I have decided to put the 4th St. pages back online. It’s a couple of years old, so some of the things in the pictures may no longer exist. If anyone enjoys it, I have more stuff like this I can post.

So without further ado: A Journey Down Fourth Street

4 Comments so far

  1. jfbiii (unregistered) on June 23rd, 2005 @ 9:07 pm

    Not bad, except for one glaring omission: Schnell’s restaurant, across the street from the Moulin Rouge. It was THE all night breakfast hangout on the Westbank. It’s been a couple of years since I’ve been there, so perhaps it’s now closed.

    One of those bars on the corner by the Moulin Rouge used to be a favorite watering hole of mine…$3 pitchers inspires a lot of loyalty. At the time, it was operated under the name Hunter’s and was the namesake of at least one baby who may or may not have been conceived on-property. It was the kind of place where coyly running your hand through a guy’s hair one too many times could lead to an early morning tryst in the Oakdale playground parking lot. It was also the starting point of one of the most fun bachelor parties I’ve ever attended. An innocent night of strippers, beer, and whipped cream ended outside of Bruno’s (uptown) with a stripper being body-slammed, a girlfriend sent to the hospital, two VERY pissed off strippers sitting in the back of a squad car on their way to Sheriff Foti’s Island Paradise, and a very happy (and very intoxicated) groom mumbling, “two hours ago I was touching her boobs, and now she’s arrested.”

  2. Mike Hoffman (unregistered) on June 24th, 2005 @ 1:20 pm

    I will always contend that what happens on the West Bank will always be crazier than what happens on the other side.

  3. Richard P. (unregistered) on June 24th, 2005 @ 9:19 pm

    Enjoyed your tour there. Used to be employed at what was once known as Witco-Gretna (now shut down w/ 140-plus employees laid off after 50-plus years of operation beginning as Sherwood Refining) right across from Olivares Conoco. Yes, I’ve been to happy hour at Jenny’s (the Sassy Bee at one time, if I remember right).

    What you’ve left off…if still around??…let’s see…DiSalvo’s bakery, Rathborne Industrial Park, Delta Commodities Terminal, Olivares Conoco, LeBoeuf’s po-boys, the Buccaneer restaurant, International Matex Tank Terminals (at one time BP), Pacific Molasses, the water tower, railroad tracks, grain trains, Jefferson Parish prison escapees….

  4. Dufrene (unregistered) on July 18th, 2005 @ 3:31 pm

    Hey bra.

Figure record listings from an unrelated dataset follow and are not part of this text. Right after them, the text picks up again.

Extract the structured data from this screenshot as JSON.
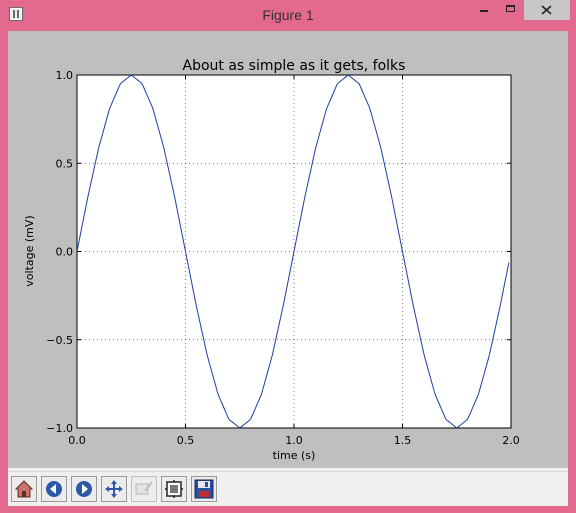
{
  "window": {
    "title": "Figure 1"
  },
  "toolbar": {
    "buttons": [
      {
        "name": "home-button",
        "icon": "home-icon"
      },
      {
        "name": "back-button",
        "icon": "back-arrow-icon"
      },
      {
        "name": "forward-button",
        "icon": "forward-arrow-icon"
      },
      {
        "name": "pan-button",
        "icon": "pan-arrows-icon"
      },
      {
        "name": "zoom-button",
        "icon": "zoom-rect-icon"
      },
      {
        "name": "subplots-button",
        "icon": "subplots-icon"
      },
      {
        "name": "save-button",
        "icon": "floppy-disk-icon"
      }
    ]
  },
  "chart_data": {
    "type": "line",
    "title": "About as simple as it gets, folks",
    "xlabel": "time (s)",
    "ylabel": "voltage (mV)",
    "xlim": [
      0.0,
      2.0
    ],
    "ylim": [
      -1.0,
      1.0
    ],
    "xticks": [
      "0.0",
      "0.5",
      "1.0",
      "1.5",
      "2.0"
    ],
    "yticks": [
      "1.0",
      "0.5",
      "0.0",
      "−0.5",
      "−1.0"
    ],
    "grid": true,
    "line_color": "#1f3f9f",
    "series": [
      {
        "x": [
          0.0,
          0.05,
          0.1,
          0.15,
          0.2,
          0.25,
          0.3,
          0.35,
          0.4,
          0.45,
          0.5,
          0.55,
          0.6,
          0.65,
          0.7,
          0.75,
          0.8,
          0.85,
          0.9,
          0.95,
          1.0,
          1.05,
          1.1,
          1.15,
          1.2,
          1.25,
          1.3,
          1.35,
          1.4,
          1.45,
          1.5,
          1.55,
          1.6,
          1.65,
          1.7,
          1.75,
          1.8,
          1.85,
          1.9,
          1.95,
          1.99
        ],
        "y": [
          0.0,
          0.309,
          0.588,
          0.809,
          0.951,
          1.0,
          0.951,
          0.809,
          0.588,
          0.309,
          0.0,
          -0.309,
          -0.588,
          -0.809,
          -0.951,
          -1.0,
          -0.951,
          -0.809,
          -0.588,
          -0.309,
          0.0,
          0.309,
          0.588,
          0.809,
          0.951,
          1.0,
          0.951,
          0.809,
          0.588,
          0.309,
          0.0,
          -0.309,
          -0.588,
          -0.809,
          -0.951,
          -1.0,
          -0.951,
          -0.809,
          -0.588,
          -0.309,
          -0.063
        ]
      }
    ]
  }
}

I grew up in Westwego but escaped in 1987. Fourth Street was full of hookers and drunks, heavy industry, cheap bars, hot tamale stands and had a KKK office. I remember the sight of Celotex lit up at night with that yellow green glow and the stench of arsenic vapors that would make anybody pack their bags for a new life thousands of miles away. However, Mike DeSalvo did sell the BEST bread on the planet. The Westbank had its moments. Buck’s snowballs, boating in Bayou Segnette, sunsets in the marsh with all those bugs roaring in your ears, real seafood from my uncle Waylon’s boat, cajun french spoken everywhere, hogshead cheese, stuffed crabs, blood sausage and boudin, watching ships on the Mississippi from the levee by the Harvey locks… And Mr Jimmy’s concrete shrine to Mary on Avenue G in Marrero. It was life, but not as we know it. Thanks for the pics.